When do you decide someone is family? Some possible thoughts of when someone is family: When the relationship is a two-way street. When you are comfortable enough to enjoy being snowed in together for three days. When you have traveled enough of life’s road together. When you can count on them and they can count on you.
Chosen family is about mutual love and respect, the giving and receiving of help, safety in being your true self, and shared life history. Family takes time to grow. Enjoyment and shared interests, fun or mission can come quickly when you meet someone. Trust, depth of relationship, weathering rough times, working out of misunderstandings, knowledge – these take time. Chosen family are those relationships that bolster your resilience. They are the people who are there when times are rough, ask for help when they need it, and help you grow in a way that enriches all of you.
Strong, caring families benefit those inside of them and the communities around them. Someone steps in with a casserole, babysitting, a ride. Advice and help are offered; a loan or a gift given when it is needed. Birthday parties, BBQ, vacations and late-night phone (or zoom) calls. Children having more than one adult to turn to as they grow. What does your family look like?

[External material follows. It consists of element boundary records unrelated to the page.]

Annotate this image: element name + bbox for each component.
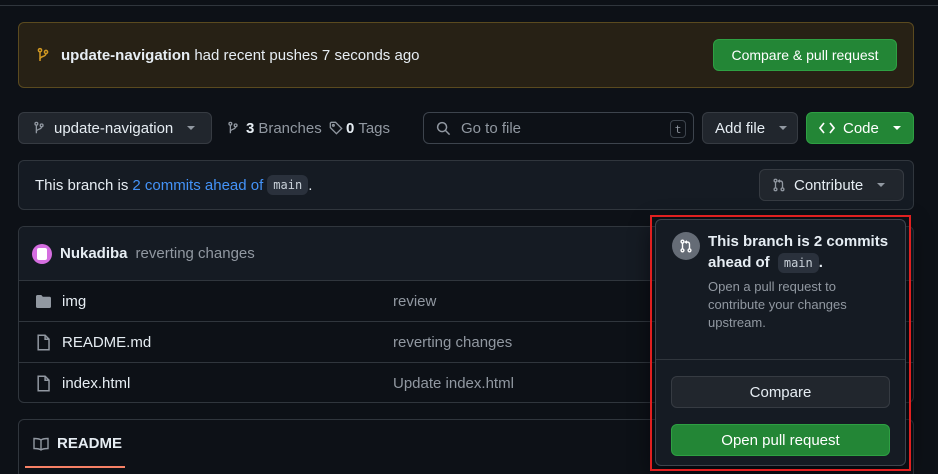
chevron-down-icon: [877, 183, 886, 187]
git-branch-icon: [32, 121, 46, 135]
branch-selector-label: update-navigation: [54, 119, 174, 137]
search-icon: [436, 121, 451, 136]
ahead-prefix: This branch is: [35, 176, 129, 194]
tags-label: Tags: [358, 119, 391, 137]
pushed-branch-name[interactable]: update-navigation: [61, 47, 190, 64]
base-branch-chip: main: [267, 175, 309, 195]
contribute-label: Contribute: [794, 176, 864, 194]
branches-label: Branches: [258, 119, 322, 137]
readme-tab[interactable]: README: [33, 435, 122, 452]
code-icon: [819, 121, 835, 135]
file-name[interactable]: README.md: [62, 334, 151, 351]
file-commit-message[interactable]: reverting changes: [393, 334, 512, 351]
go-to-file-input[interactable]: Go to file t: [423, 112, 694, 144]
file-name[interactable]: img: [62, 293, 86, 310]
git-branch-icon: [226, 121, 240, 135]
chevron-down-icon: [892, 126, 901, 130]
tags-link[interactable]: 0 Tags: [329, 112, 390, 144]
file-commit-message[interactable]: review: [393, 293, 436, 310]
commit-message[interactable]: reverting changes: [136, 245, 255, 262]
readme-tab-label: README: [57, 435, 123, 452]
recent-pushes-banner: update-navigation had recent pushes 7 se…: [18, 22, 914, 88]
pushes-message: had recent pushes 7 seconds ago: [194, 46, 420, 64]
code-label: Code: [843, 119, 879, 137]
commit-author[interactable]: Nukadiba: [60, 245, 128, 262]
branches-count: 3: [246, 119, 255, 137]
compare-pull-request-button[interactable]: Compare & pull request: [713, 39, 897, 71]
code-button[interactable]: Code: [806, 112, 914, 144]
file-icon: [35, 334, 52, 351]
git-pull-request-icon: [772, 178, 786, 192]
avatar[interactable]: [32, 243, 52, 264]
add-file-label: Add file: [715, 119, 766, 137]
keyboard-shortcut-hint: t: [670, 120, 686, 138]
go-to-file-placeholder: Go to file: [461, 119, 522, 137]
highlight-box: [650, 215, 911, 471]
ahead-suffix: .: [308, 176, 313, 194]
active-tab-underline: [25, 466, 125, 468]
add-file-button[interactable]: Add file: [702, 112, 798, 144]
git-branch-icon: [35, 47, 51, 63]
tags-count: 0: [346, 119, 355, 137]
contribute-button[interactable]: Contribute: [759, 169, 904, 201]
top-divider: [0, 5, 938, 6]
tag-icon: [329, 121, 343, 135]
chevron-down-icon: [779, 126, 788, 130]
commits-ahead-link[interactable]: 2 commits ahead of: [132, 177, 263, 194]
branch-ahead-bar: This branch is 2 commits ahead of main .…: [18, 160, 914, 210]
file-icon: [35, 375, 52, 392]
book-icon: [33, 437, 49, 451]
file-name[interactable]: index.html: [62, 375, 130, 392]
chevron-down-icon: [187, 126, 196, 130]
branch-selector-button[interactable]: update-navigation: [18, 112, 212, 144]
folder-icon: [35, 294, 52, 309]
file-commit-message[interactable]: Update index.html: [393, 375, 514, 392]
branches-link[interactable]: 3 Branches: [226, 112, 322, 144]
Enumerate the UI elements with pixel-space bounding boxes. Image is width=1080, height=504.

Family relationships impact resilience in many ways. These are the people who help us make sense of the world, who support us when life is hard, and who remind us of our strengths. Breaks in family ties are also times when we need all the resilience we have learned. Hard times reveal who is family. No family is set in stone. It is a network of relationships that will change over time. Take time to consider how your resilience strengthens your family and how your family impacts your resilience.